Tuesday, November 13, 2018

The 2018 midterms and the American Nations

For the past week, readers of American Nations have been asking for an analysis of the midterm elections via the underlying regional cultures identified in the book, which defines our regions based on early colonization patterns and argues that they are and have always been proto-nations. If you’re unfamiliar with the paradigm, you’ll find a good digest here, a quick summary here, and the actual book here.)

With most of the contests resolved, the bottom line is clear: the 2018 midterms exhibited the same regional patterning we’ve long seen in presidential contests, and represents a hardening of regional divides.


argued after the 2016 contest that Donald Trump owed his narrow Electoral College victory to his ability to make gains in the Midlands and rural Yankeedom via very un-Republican communitarian promises he made on the campaign trail: government would rebuild infrastructure, revive US manufacturing, protect entitlements, and replace ObamaCare with something providing better coverage at lower cost. I predicted his failure to keep any of those promises would cause these “Trump Democrats” in places like the Upper Mississippi Valley, upstate New York, and rural Maine to revoke their support of him. His failure to condemn white supremacists, anti-semites, and xenophobes would further consolidate opposition to him in New Netherland (the Dutch-founded area around New York City), El Norte (the Spanish-settled parts of the southwest) and Tidewater (which has been rapidly transforming into something resembling the culturally pluralistic immigrant society of the Midlands.) 

Last week, this is precisely what happened.
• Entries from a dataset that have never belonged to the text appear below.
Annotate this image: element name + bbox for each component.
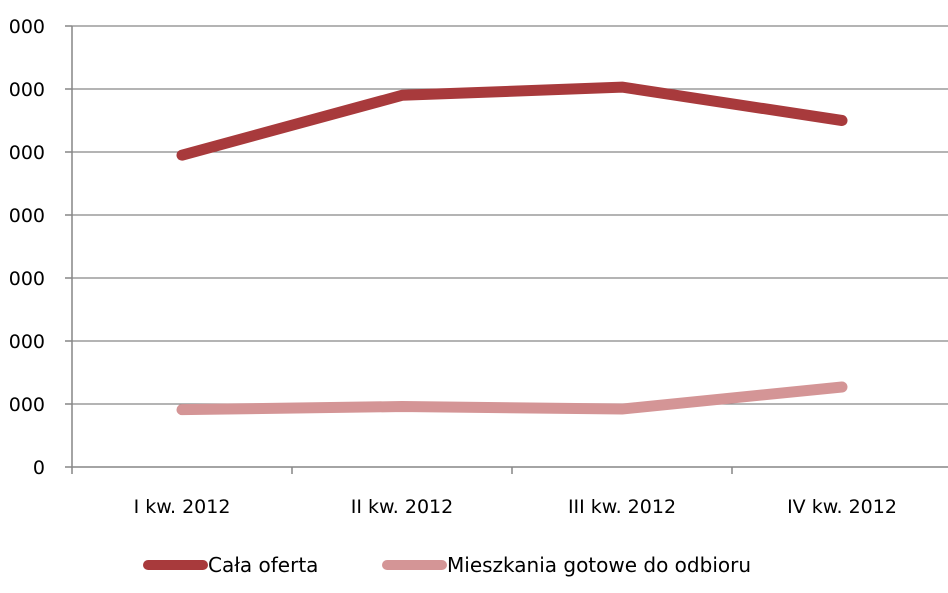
y-tick-label: 000 — [9, 331, 45, 353]
legend: Cała oferta Mieszkania gotowe do odbioru — [143, 553, 751, 577]
y-tick-label: 000 — [9, 79, 45, 101]
series-line-2 — [176, 381, 848, 416]
data-point — [181, 409, 183, 411]
y-tick-label: 000 — [9, 268, 45, 290]
data-point — [621, 408, 623, 410]
legend-label: Mieszkania gotowe do odbioru — [447, 553, 751, 577]
x-tick-label: I kw. 2012 — [134, 496, 231, 518]
series-lines — [176, 81, 848, 416]
data-point — [401, 406, 403, 408]
y-tick-label: 000 — [9, 16, 45, 38]
x-tick-label: III kw. 2012 — [568, 496, 676, 518]
y-tick-label: 000 — [9, 394, 45, 416]
legend-label: Cała oferta — [208, 553, 318, 577]
data-point — [841, 120, 843, 121]
gridlines — [72, 25, 948, 405]
data-point — [401, 94, 403, 96]
x-axis-ticks: I kw. 2012 II kw. 2012 III kw. 2012 IV kw. … — [71, 467, 897, 518]
x-tick-label: IV kw. 2012 — [787, 496, 897, 518]
y-tick-label: 000 — [9, 205, 45, 227]
x-tick-label: II kw. 2012 — [351, 496, 453, 518]
y-tick-label: 000 — [9, 142, 45, 164]
y-tick-label: 0 — [33, 457, 45, 479]
series-line-1 — [176, 81, 848, 161]
data-point — [841, 386, 843, 388]
data-point — [621, 86, 623, 88]
data-point — [181, 154, 183, 156]
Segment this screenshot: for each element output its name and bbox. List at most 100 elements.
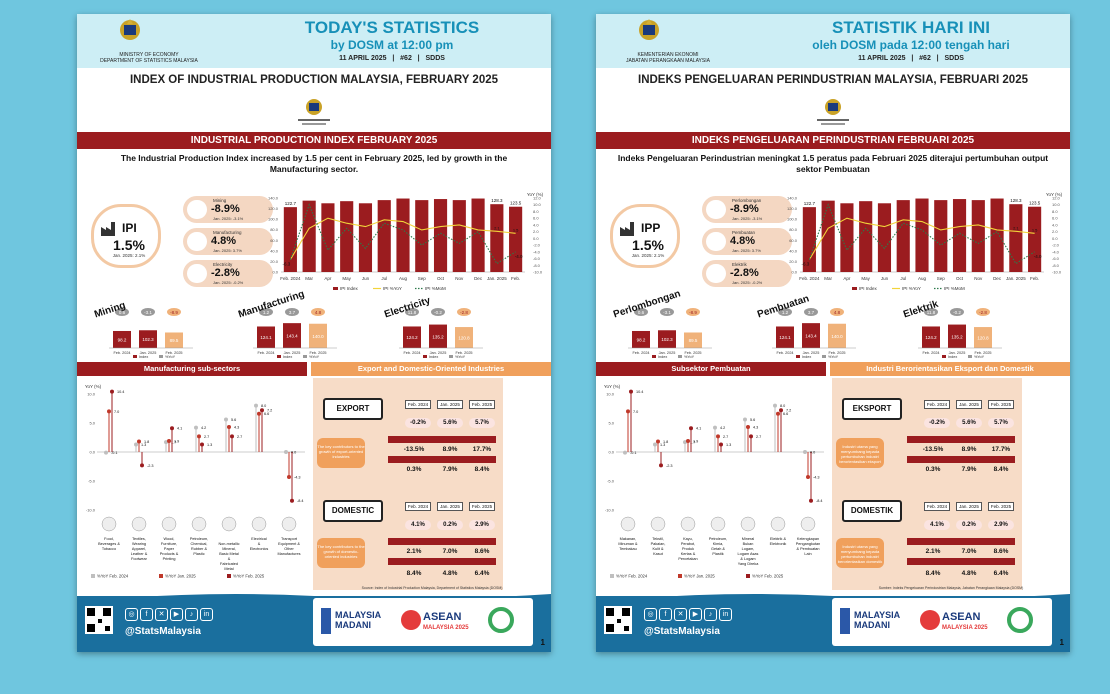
subsector-icon: [710, 516, 726, 532]
index-bar: [403, 326, 421, 348]
x-tick-label: Mar: [305, 276, 313, 281]
qr-code-icon[interactable]: [604, 606, 632, 634]
subsector-label: Chemical,: [191, 542, 208, 546]
y-tick-right: -2.0: [1052, 243, 1060, 248]
data-label: 2.1: [1013, 225, 1019, 230]
lollipop-dot: [653, 442, 657, 447]
sector-pill-electricity: Elektrik -2.8% Jan. 2025: -0.2%: [702, 260, 792, 287]
agency-name: KEMENTERIAN EKONOMI JABATAN PERANGKAAN M…: [626, 52, 710, 64]
qr-code-icon[interactable]: [85, 606, 113, 634]
lollipop-dot: [257, 411, 261, 416]
facebook-icon[interactable]: f: [140, 608, 153, 621]
legend-label: %YoY Feb. 2024: [616, 574, 648, 579]
header-title: TODAY'S STATISTICS: [304, 18, 480, 37]
y-axis-label: YoY (%): [85, 384, 102, 389]
svg-text:MALAYSIA: MALAYSIA: [335, 610, 382, 620]
y-tick-right: -8.0: [1052, 263, 1060, 268]
lollipop-label: 7.2: [786, 409, 791, 413]
instagram-icon[interactable]: ◎: [644, 608, 657, 621]
lollipop-dot: [230, 434, 234, 439]
x-icon[interactable]: ✕: [674, 608, 687, 621]
social-handle[interactable]: @StatsMalaysia: [644, 626, 720, 637]
domestic-note: The key contributors to the growth of do…: [317, 538, 365, 568]
period-head: Jan. 2025: [956, 400, 982, 409]
yoy-label: 3.7: [808, 310, 815, 315]
index-label: 143.4: [805, 334, 817, 339]
youtube-icon[interactable]: ▶: [170, 608, 183, 621]
yoy-badge: [115, 308, 129, 316]
subsector-icon: [770, 516, 786, 532]
lollipop-dot: [167, 438, 171, 443]
page-number: 1: [540, 638, 545, 647]
lollipop-label: -4.3: [813, 475, 820, 479]
domestic-value: 0.2%: [956, 520, 982, 530]
domestic-value: 2.9%: [469, 520, 495, 530]
x-tick-label: May: [342, 276, 351, 281]
x-tick-label: Nov: [455, 276, 464, 281]
y-axis-label: YoY (%): [604, 384, 621, 389]
lollipop-label: 4.2: [720, 426, 725, 430]
facebook-icon[interactable]: f: [659, 608, 672, 621]
y-tick: 5.0: [608, 421, 614, 426]
lollipop-label: 1.8: [663, 440, 668, 444]
index-label: 135.2: [951, 334, 963, 339]
lollipop-dot: [689, 426, 693, 431]
instagram-icon[interactable]: ◎: [125, 608, 138, 621]
lollipop-dot: [194, 425, 198, 430]
subsector-label: Petroleum,: [709, 537, 727, 541]
x-tick-label: Jan. 2025: [803, 351, 820, 355]
agency-name: MINISTRY OF ECONOMY DEPARTMENT OF STATIS…: [100, 52, 198, 64]
subsector-label: Manufactures: [277, 552, 300, 556]
export-value: 5.7%: [988, 418, 1014, 428]
lollipop-label: 1.7: [690, 441, 695, 445]
subsector-label: & Pembuatan: [796, 547, 819, 551]
legend-label: Index: [139, 355, 148, 359]
domestic-value: 2.9%: [988, 520, 1014, 530]
export-row-value: 8.9%: [442, 446, 458, 453]
social-handle[interactable]: @StatsMalaysia: [125, 626, 201, 637]
linkedin-icon[interactable]: in: [719, 608, 732, 621]
subsector-label: Perabot,: [681, 542, 695, 546]
factory-icon: [620, 222, 634, 236]
index-bar: [922, 326, 940, 348]
subsector-icon: [131, 516, 147, 532]
legend-label: %YoY: [455, 355, 466, 359]
y-axis-label-right: YoY (%): [527, 192, 544, 197]
x-icon[interactable]: ✕: [155, 608, 168, 621]
sector-value: -8.9%: [211, 203, 240, 215]
lollipop-dot: [260, 408, 264, 413]
yoy-badge: [976, 308, 990, 316]
legend-swatch: [159, 574, 163, 578]
linkedin-icon[interactable]: in: [200, 608, 213, 621]
subsector-label: Kasut: [653, 552, 664, 556]
index-bar: [283, 207, 297, 272]
power-tower-icon: [187, 264, 207, 283]
index-label: 89.5: [689, 338, 698, 343]
index-bar: [859, 201, 873, 272]
legend-label: IPI Index: [859, 286, 878, 291]
lollipop-label: 1.8: [144, 440, 149, 444]
tiktok-icon[interactable]: ♪: [185, 608, 198, 621]
subsector-label: Electrical: [251, 537, 267, 541]
tiktok-icon[interactable]: ♪: [704, 608, 717, 621]
period-head: Feb. 2024: [405, 400, 431, 409]
subsector-label: &: [258, 542, 261, 546]
yoy-label: 4.8: [315, 310, 322, 315]
ipi-summary: IPI 1.5% Jan. 2025: 2.1%: [91, 204, 161, 268]
lollipop-label: 1.3: [207, 443, 212, 447]
yoy-badge: [405, 308, 419, 316]
y-tick-right: -10.0: [1052, 270, 1062, 275]
legend-swatch: [333, 287, 338, 290]
index-label: 124.2: [925, 335, 937, 340]
subsector-label: Leather &: [131, 552, 148, 556]
x-tick-label: Mar: [824, 276, 832, 281]
y-tick-left: 120.0: [787, 206, 798, 211]
lollipop-dot: [716, 434, 720, 439]
subsector-label: Equipment &: [278, 542, 300, 546]
index-bar: [490, 204, 504, 272]
factory-icon: [101, 222, 115, 236]
yoy-badge: [778, 308, 792, 316]
lollipop-label: 8.0: [261, 404, 266, 408]
x-tick-label: Feb.: [1030, 276, 1039, 281]
youtube-icon[interactable]: ▶: [689, 608, 702, 621]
At this writing, the Democrats appear to have flipped at least 35 US House seats, and nearly half of them (16) are districts in Yankeedom, the Midlands or straddling the two, including expansive (read: not urban) places like Iowa’s first and third districts, Yankee New York’s 22nd, and, almost certainly once Ranked Choice Voting there is completed, Maine’s white, rural Maine-2, which voted for Obama twice before giving Trump one of the Pine Tree State’s Electoral College votes. Of the remaining pick-ups, 12 were in El Norte, New Netherland, Left Coast and Tidewater. Just two were in the Far West and three in the Deep South. Greater Appalachia – the largest “nation” in the country with a population of nearly 60 million – netted just one.
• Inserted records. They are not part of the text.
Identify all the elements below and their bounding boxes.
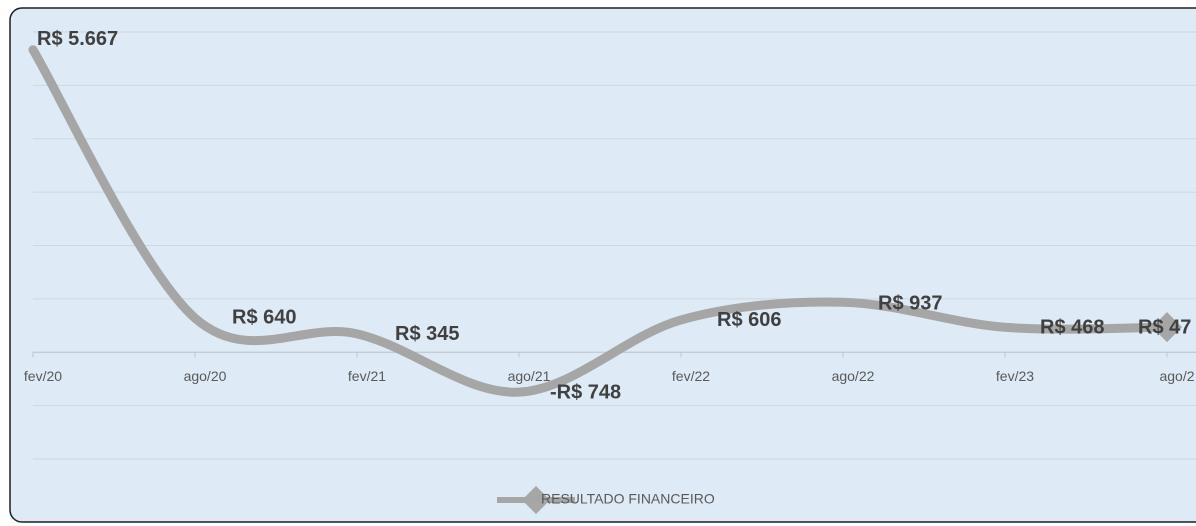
data-label: -R$ 748 [550,381,621,403]
data-label: R$ 640 [232,306,297,328]
x-tick-label: ago/21 [508,368,551,384]
data-label: R$ 345 [395,323,460,345]
series-line [28,45,1172,397]
x-tick-label: fev/22 [672,368,710,384]
x-tick-label: ago/20 [184,368,227,384]
x-tick-label: fev/20 [24,368,62,384]
data-label: R$ 47 [1138,316,1191,338]
point-marker [1152,312,1182,343]
legend-label: RESULTADO FINANCEIRO [541,491,715,507]
x-tick-label: ago/22 [832,368,875,384]
legend-marker [522,486,550,514]
data-label: R$ 937 [878,293,943,315]
x-tick-label: fev/21 [348,368,386,384]
data-label: R$ 606 [717,309,782,331]
data-label: R$ 468 [1040,317,1105,339]
chart-frame [9,7,1196,523]
x-tick-label: fev/23 [996,368,1034,384]
data-label: R$ 5.667 [37,28,118,50]
x-tick-label: ago/2 [1159,368,1194,384]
In statewide contests, Democrats faced heartbreak in close races across Greater Appalachia and in the Deep South, including the Indiana, Missouri, Tennessee and Texas Senate contests. That there may have been an effort to steal the Senate and governor contests in Georgia and Florida via voter or vote counting suppression only reaffirms a shameful Deep Southern tradition.  By contrast, their pickups were in states controlled by Yankeedom and/or the Midlands (gubernatorial contests in Maine, Michigan, Wisconsin, Illinois, Kansas) and El Norte (New Mexico governor), plus two in Far West (Nevada Senator and governor) -- a region I’ve argued is primed for partisan realignment – and one in a state straddling El Norte and Far West (Arizona Senate.)
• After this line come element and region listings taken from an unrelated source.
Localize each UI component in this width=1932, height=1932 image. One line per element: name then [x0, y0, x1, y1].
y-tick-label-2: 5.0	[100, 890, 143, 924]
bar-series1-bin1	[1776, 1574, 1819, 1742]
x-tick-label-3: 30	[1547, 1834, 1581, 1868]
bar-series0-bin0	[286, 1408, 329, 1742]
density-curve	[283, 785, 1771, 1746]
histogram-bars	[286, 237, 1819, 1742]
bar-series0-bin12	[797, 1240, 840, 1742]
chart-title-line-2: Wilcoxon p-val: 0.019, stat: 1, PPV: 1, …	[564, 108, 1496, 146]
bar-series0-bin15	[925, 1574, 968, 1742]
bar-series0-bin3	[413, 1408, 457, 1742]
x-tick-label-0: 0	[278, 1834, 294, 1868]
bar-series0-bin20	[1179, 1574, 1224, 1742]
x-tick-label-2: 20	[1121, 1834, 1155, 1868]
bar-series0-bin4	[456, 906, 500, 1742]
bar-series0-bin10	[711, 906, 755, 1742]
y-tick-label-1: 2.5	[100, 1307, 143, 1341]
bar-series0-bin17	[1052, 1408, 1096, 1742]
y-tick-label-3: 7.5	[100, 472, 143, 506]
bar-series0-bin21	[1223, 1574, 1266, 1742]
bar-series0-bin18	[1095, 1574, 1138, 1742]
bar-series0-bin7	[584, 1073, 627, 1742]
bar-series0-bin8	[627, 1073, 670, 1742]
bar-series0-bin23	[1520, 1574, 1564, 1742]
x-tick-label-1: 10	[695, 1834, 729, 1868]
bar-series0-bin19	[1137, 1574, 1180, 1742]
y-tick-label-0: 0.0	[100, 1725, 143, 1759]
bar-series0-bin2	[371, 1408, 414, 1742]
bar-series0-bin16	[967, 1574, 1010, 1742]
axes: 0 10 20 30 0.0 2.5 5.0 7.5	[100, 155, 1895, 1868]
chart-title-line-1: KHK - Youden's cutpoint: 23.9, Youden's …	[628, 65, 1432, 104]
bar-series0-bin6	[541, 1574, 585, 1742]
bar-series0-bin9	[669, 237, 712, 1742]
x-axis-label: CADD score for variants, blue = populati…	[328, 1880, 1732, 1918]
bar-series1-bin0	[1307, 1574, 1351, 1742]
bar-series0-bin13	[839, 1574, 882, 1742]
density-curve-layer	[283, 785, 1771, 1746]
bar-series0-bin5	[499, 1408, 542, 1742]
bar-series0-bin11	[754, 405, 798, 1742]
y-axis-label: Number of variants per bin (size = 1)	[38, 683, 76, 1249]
Where did Democrats flip state legislative chambers? In Maine, New Hampshire, Connecticut and Minnesota – all Yankeedom -- New York (Yankeedom/New Netherland) and Colorado (Far West again.) Now state legislative control maps almost perfectly to the American Nations fissures. The 30 state houses Republicans fully control include every single state that is dominated by Deep South and Greater Appalachia, plus most of those in the Far West. Sixteen of the 18 state houses Democrats run are Yankeedom (including every chamber in New England), the Midlands, New Netherland, Left Coast and El Norte; the remaining two (Nevada and Colorado) are Far West. Today, only Minnesota has divided government.

At multiple levels of government, the partisan and American Nations maps have become more closely aligned than ever, largely because the parties are more ideologically oriented than ever. Notice the only real exception to partisan sorting involves a species now extinct in Congress: genuinely moderate Republicans of the old Eisenhower/Rockefeller variety that once held sway across Yankeedom. These endangered creatures – the white rhinos of American politics – easily won reelection to the governor’s mansions in Massachusetts, New Hampshire, Vermont, and Maryland.

These are encouraging signs for Democrats in 2020, in that they all point to decisive net Electoral College gains for them over the 2016 map. But they’re yet another ominous sign for the survival of our awkward federation, a place where regional divides have become frighteningly acute.

[Update, 11/16/18: I have an expanded version of this analysis up over at Washington Monthly.]